[FOM] Axioms of reducibility and infinity
William Tait
williamtait at mac.com
Mon Aug 8 11:19:26 EDT 2011
On Sun, 7 Aug 2011, Francisco Gomes Martins wrote:
> I´m working on Tractatus; Wittgenstein rejects
the axiom of reducibility (see
<tel:%286.1232-6.1233>6<tel:%286.1232-6.1233>.1232-6.1233),
the axiom of infinity (5.535) and even the even
the set theory (6.031). First, I ´d like to know
more about those axioms. Second, I´d like to know
why/how does Wittgenstein reject all of them?
I am very sorry to hear that you are working on
the Tractratus, since I fear that it may well
drive you mad. But here are two things that I
remember, before I escaped (I think), that may
answer your first two questions. The first is
that somewhere is the statement that the axiom of
infinity is expressed by having an infinite
number of individual constants in the
language---or it may be that it is expressed by
having a name for each natural number. (For the
reason that I have already given, I am reluctant
to go back and find out which of these it
is.) The second is that every proposition is a
truth function of elementary propositions. Since
W is contemplating that there are an infinite
number of individual constants, presumably he is
contemplating infinitary truth functions, since
"for all individuals x A(x)" must be "A(a) and
A(b) and A(c) and ...", where a, b, c, ... are the individuals.
So, I am not sure why one would say that he rejected the axiom of infinity.
It IS clear why he would reject the axiom of
reducibility, however. Lets just think of
propositions of ramified second-order. The
proposition "for all X^a B(X)" where X^a ranged
over the sets of individuals of rank a, can be
regarded as the infinite conjunction "B(T_0) and
B(T_1) and ...", since the second-order
quantifiers in the second-order terms T_i =
lambda x B_i(x) are all all of rank < a; and so
it follows that the propositions of ramified
second-order can indeed be regarded as
truth-functions of the elementary propositions.
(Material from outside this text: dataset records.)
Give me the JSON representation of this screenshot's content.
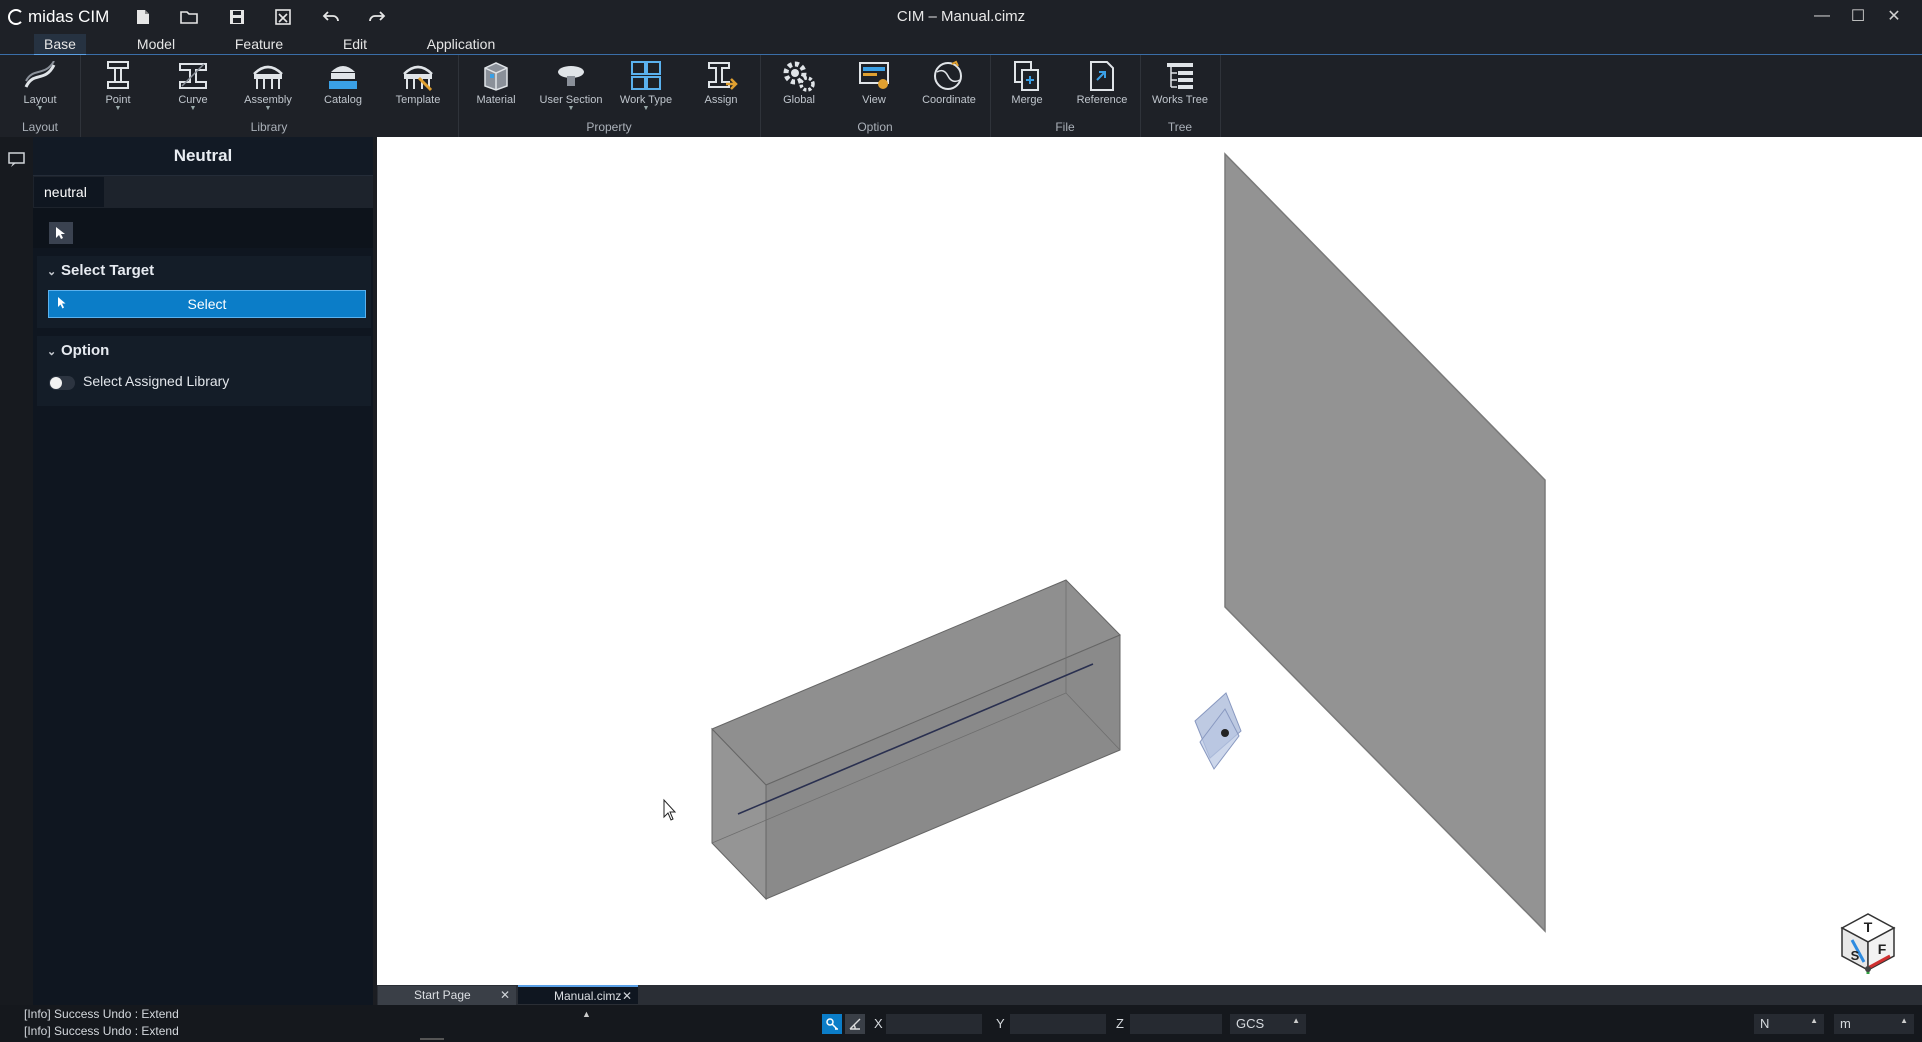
{
  "app": {
    "name": "midas CIM",
    "window_title": "CIM – Manual.cimz"
  },
  "quick_access": [
    "new-file-icon",
    "open-folder-icon",
    "save-icon",
    "close-file-icon",
    "undo-icon",
    "redo-icon"
  ],
  "window_controls": {
    "minimize": "—",
    "maximize": "☐",
    "close": "✕"
  },
  "menu_tabs": [
    {
      "label": "Base",
      "active": true
    },
    {
      "label": "Model",
      "active": false
    },
    {
      "label": "Feature",
      "active": false
    },
    {
      "label": "Edit",
      "active": false
    },
    {
      "label": "Application",
      "active": false
    }
  ],
  "ribbon": {
    "groups": [
      {
        "label": "Layout"
      },
      {
        "label": "Library"
      },
      {
        "label": "Property"
      },
      {
        "label": "Option"
      },
      {
        "label": "File"
      },
      {
        "label": "Tree"
      }
    ],
    "buttons": [
      {
        "label": "Layout",
        "icon": "layout-icon",
        "dropdown": true
      },
      {
        "label": "Point",
        "icon": "point-icon",
        "dropdown": true
      },
      {
        "label": "Curve",
        "icon": "curve-icon",
        "dropdown": true
      },
      {
        "label": "Assembly",
        "icon": "assembly-icon",
        "dropdown": true
      },
      {
        "label": "Catalog",
        "icon": "catalog-icon",
        "dropdown": false
      },
      {
        "label": "Template",
        "icon": "template-icon",
        "dropdown": false
      },
      {
        "label": "Material",
        "icon": "material-icon",
        "dropdown": false
      },
      {
        "label": "User Section",
        "icon": "user-section-icon",
        "dropdown": true
      },
      {
        "label": "Work Type",
        "icon": "work-type-icon",
        "dropdown": true
      },
      {
        "label": "Assign",
        "icon": "assign-icon",
        "dropdown": false
      },
      {
        "label": "Global",
        "icon": "global-icon",
        "dropdown": false
      },
      {
        "label": "View",
        "icon": "view-icon",
        "dropdown": false
      },
      {
        "label": "Coordinate",
        "icon": "coordinate-icon",
        "dropdown": false
      },
      {
        "label": "Merge",
        "icon": "merge-icon",
        "dropdown": false
      },
      {
        "label": "Reference",
        "icon": "reference-icon",
        "dropdown": false
      },
      {
        "label": "Works Tree",
        "icon": "works-tree-icon",
        "dropdown": false
      }
    ]
  },
  "panel": {
    "title": "Neutral",
    "tab": "neutral",
    "select_target": {
      "header": "Select Target",
      "button": "Select"
    },
    "option": {
      "header": "Option",
      "toggle_label": "Select Assigned Library",
      "toggle_on": false
    }
  },
  "doc_tabs": [
    {
      "label": "Start Page",
      "active": false
    },
    {
      "label": "Manual.cimz",
      "active": true
    }
  ],
  "status": {
    "log": [
      "[Info] Success Undo : Extend",
      "[Info] Success Undo : Extend"
    ],
    "coord_labels": {
      "x": "X",
      "y": "Y",
      "z": "Z"
    },
    "coord_system": "GCS",
    "force_unit": "N",
    "length_unit": "m"
  },
  "view_cube": {
    "top": "T",
    "left": "S",
    "front": "F"
  },
  "colors": {
    "accent": "#0b7dc8",
    "panel_bg": "#0f1620",
    "chrome_bg": "#1e2127",
    "viewport_bg": "#ffffff",
    "solid": "#8c8c8c"
  }
}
But the axiom of reducibility amounts to
eliminating rank and so a proposition "for all X
B(X)" means "B(T_0) and B(T_1) and ..." where the
"T_i" now range over ALL second-order terms "T_1 = lambda x B_i(x)". Now let
B(X) be "for all X (0 \in X)" where "0" denotes
some individual, and let T = \lambda x for all X
(x \in X). Then one of the conjuncts B(T) of "for
all X B(X)" is itself: B(T) = for all X B(X). So
the method of eliminating second-order
quantifiers by means of infinitary conjunctions
(and disjunctions) encounters circles and so does
not work in the case of impredicative logic. So
the axiom of reducibility, it is not clear how
one would justify the thesis that all
propositions are truth-functions of elementary propositions.